South Korea has warned it’s ready for an armed response against the North’s plans to drop leaflets if it violates the two states’ military agreement. Equipment is reportedly being set up to spread the leaflets “deep inside South.”
South Korean defense authorities said on Monday they are closely watching Pyongyang’s leafleting methods and are leaving a military response option on the table. Kim Jun-rak, the spokesperson of the South’s Joint Chiefs of Staff, stressed that Seoul was prepared to take military action if any aerial vehicle is flown over the Demilitarized Zone, which would violate the 2018 inter-Korean Comprehensive Military Agreement.
South Korea ready to use military response
“If North Korea uses drones, for example, in violation of the inter-Korean military agreement, we will be forced to take corresponding military action,” Kim said at a media briefing on Monday.

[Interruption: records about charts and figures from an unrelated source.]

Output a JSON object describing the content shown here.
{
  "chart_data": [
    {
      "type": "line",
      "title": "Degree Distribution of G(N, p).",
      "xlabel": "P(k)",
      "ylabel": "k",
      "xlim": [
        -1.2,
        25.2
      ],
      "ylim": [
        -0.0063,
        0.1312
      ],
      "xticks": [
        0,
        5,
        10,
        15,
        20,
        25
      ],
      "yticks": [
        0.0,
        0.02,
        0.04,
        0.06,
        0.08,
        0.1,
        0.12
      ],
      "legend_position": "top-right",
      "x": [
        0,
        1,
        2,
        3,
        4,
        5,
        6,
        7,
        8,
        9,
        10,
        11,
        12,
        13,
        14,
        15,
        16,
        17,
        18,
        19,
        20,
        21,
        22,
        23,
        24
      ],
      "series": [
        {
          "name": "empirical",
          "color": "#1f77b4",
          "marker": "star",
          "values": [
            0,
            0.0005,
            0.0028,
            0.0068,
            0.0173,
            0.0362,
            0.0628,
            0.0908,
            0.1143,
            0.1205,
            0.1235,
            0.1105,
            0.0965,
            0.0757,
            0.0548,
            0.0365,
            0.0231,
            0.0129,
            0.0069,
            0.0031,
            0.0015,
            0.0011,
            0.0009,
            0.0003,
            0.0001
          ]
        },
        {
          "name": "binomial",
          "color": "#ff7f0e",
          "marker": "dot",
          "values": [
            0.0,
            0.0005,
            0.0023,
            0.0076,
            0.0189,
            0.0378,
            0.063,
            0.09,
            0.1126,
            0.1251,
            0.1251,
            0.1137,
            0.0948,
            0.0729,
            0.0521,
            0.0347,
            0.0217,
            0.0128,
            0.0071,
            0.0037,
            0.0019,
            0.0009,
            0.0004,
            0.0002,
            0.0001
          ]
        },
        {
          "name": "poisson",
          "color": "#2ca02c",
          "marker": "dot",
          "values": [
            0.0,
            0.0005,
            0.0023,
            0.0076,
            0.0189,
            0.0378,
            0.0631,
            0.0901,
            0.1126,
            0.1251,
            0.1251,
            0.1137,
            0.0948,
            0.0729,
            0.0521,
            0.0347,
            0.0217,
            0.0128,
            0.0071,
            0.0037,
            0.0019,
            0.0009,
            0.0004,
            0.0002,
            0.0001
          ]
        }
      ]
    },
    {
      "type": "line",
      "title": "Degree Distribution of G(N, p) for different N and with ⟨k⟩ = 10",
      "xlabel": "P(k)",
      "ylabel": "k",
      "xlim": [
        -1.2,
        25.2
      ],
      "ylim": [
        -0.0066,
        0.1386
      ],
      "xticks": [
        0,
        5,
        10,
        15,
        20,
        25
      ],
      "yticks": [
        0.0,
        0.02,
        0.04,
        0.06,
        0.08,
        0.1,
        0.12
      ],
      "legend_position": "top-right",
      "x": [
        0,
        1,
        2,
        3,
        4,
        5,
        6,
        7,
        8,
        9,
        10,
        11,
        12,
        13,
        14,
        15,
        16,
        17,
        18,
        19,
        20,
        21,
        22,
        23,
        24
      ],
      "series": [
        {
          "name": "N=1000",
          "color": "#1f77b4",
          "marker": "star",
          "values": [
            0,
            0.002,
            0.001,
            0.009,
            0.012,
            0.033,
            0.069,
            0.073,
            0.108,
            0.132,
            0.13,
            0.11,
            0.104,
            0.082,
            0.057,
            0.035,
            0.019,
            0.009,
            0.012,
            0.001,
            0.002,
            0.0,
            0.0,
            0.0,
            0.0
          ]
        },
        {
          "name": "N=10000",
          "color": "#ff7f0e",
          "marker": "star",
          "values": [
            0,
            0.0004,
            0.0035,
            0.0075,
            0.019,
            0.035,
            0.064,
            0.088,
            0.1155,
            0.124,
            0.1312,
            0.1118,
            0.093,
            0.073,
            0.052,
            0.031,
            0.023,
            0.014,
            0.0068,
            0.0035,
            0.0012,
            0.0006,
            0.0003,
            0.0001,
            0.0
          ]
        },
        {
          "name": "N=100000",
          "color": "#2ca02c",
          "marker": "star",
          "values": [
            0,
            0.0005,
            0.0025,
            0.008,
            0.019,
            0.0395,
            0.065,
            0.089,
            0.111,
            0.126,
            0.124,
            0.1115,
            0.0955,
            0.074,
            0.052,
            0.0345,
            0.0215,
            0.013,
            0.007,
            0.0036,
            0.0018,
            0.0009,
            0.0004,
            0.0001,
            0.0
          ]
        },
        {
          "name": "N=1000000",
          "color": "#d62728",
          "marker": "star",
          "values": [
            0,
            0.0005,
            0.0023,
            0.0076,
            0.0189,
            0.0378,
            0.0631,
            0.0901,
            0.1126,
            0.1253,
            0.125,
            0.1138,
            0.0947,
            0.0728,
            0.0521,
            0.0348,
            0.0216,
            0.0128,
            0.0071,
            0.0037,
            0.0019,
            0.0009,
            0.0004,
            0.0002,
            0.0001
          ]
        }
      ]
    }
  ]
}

Read more: North Korea preparing anti-South leaflets in new campaign
The Korean Central News Agency (KCNA) reported on Sunday that Pyongyang printing shops had prepared 12 million propaganda leaflets in the act of vengeance. The tit-for-tat move comes after Seoul failed to prevent anti-Pyongyang activists from sending propaganda balloons into the North in recent years.
The North Korean state media agency called the leaflets from the South insulting, and said that only when southerners experience retribution will they “shake off the bad habit” and understand “how painful and how irritating it is to dispose of leaflets and waste.”
The largest-ever distribution of leaflets will be performed by various equipment, including over 3,000 balloons “capable of scattering leaflets deep inside South Korea.”
"#SouthKorea urges #NorthKorea to scrap a plan to launch propaganda leaflets across the border, after the North said it’s ready to float 12 million leaflets in what would be the largest such psychological campaign against its southern rival"https://t.co/ysyPFULHZD
— Matt Lee (@APDiploWriter) June 22, 2020
“Our plan of distributing the leaflets against the enemy is an eruption of the unquenchable anger of all the people and the whole society…The time for retaliatory punishment is drawing near,” KCNA wrote.
“Enraged” North Koreans are now “pushing forward with the preparations for launching a large-scale distribution” of “leaflets of punishment” into the South, the official KCNA news agency said.
In the meantime, South Korean military officials have reported that the North has been detected reinstalling propaganda loudspeakers in multiple places along the inter-Korean border, after removing them under a 2018 summit agreement. In response, South Korea is also reconsidering the possibility of returning its loudspeakers, which were removed following the 2018 convention.
Escalating tensions between North and South
In recent months, tensions between the two countries have significantly escalated. Pyongyang has cut off virtually all cooperation with Seoul after expressing frustration over Seoul’s reluctance to break away from its ally, Washington, and declined a meeting between Kim Jong-un and US President Donald Trump.
Last week North Korea blew up the inter-Korean liaison office at its border town and said it would redeploy troops to two inter-Korean zones and renew military activities near the area.
Based in the Kaesong border area, the office was established in 2018 following several rounds of inter-Korean talks, which also produced a military agreement establishing disarmed buffer zones. While the North labeled the office “useless” and vacated its staff in 2019 following a separate dispute, the latest bout of hostilities has seen the facility shuttered for good, with Pyongyang further vowing to scrap the 2018 military agreement.
The demolition came after Kim Yo Jong — the powerful sister of North Korean leader Kim Jong Un — said at the weekend the “useless north-south joint liaison office” would soon be seen “completely collapsed”.
Read more: North Korea to send troops to demilitarized border; demolishes liaison office
Pyongyang has vowed to send troops back into previously disarmed areas and renew military drills near the border, amid an ongoing spat with Seoul over defectors, inflamed further by the recent demolition of a negotiations outpost.
North Korea will reestablish a troop presence in the Mount Kumgang and Kaesong regions – which both fall just beyond the Demilitarized Zone along the border – and resume “all kinds of regular military exercises,” the Korean People’s Army said on Wednesday, according to Yonhap News.
Dropping propaganda brochures has been a popular psychological warfare tool since the Korean War, which is marking its 70th anniversary this Thursday. The two Koreas agreed to de-escalate cross-border propaganda, including loudspeaker broadcasts, several times since the war in 1950. The final agreement, intended to prevent military confrontation on the Korean Peninsula, was reached in 2018 and was widely seen as a step toward better relations.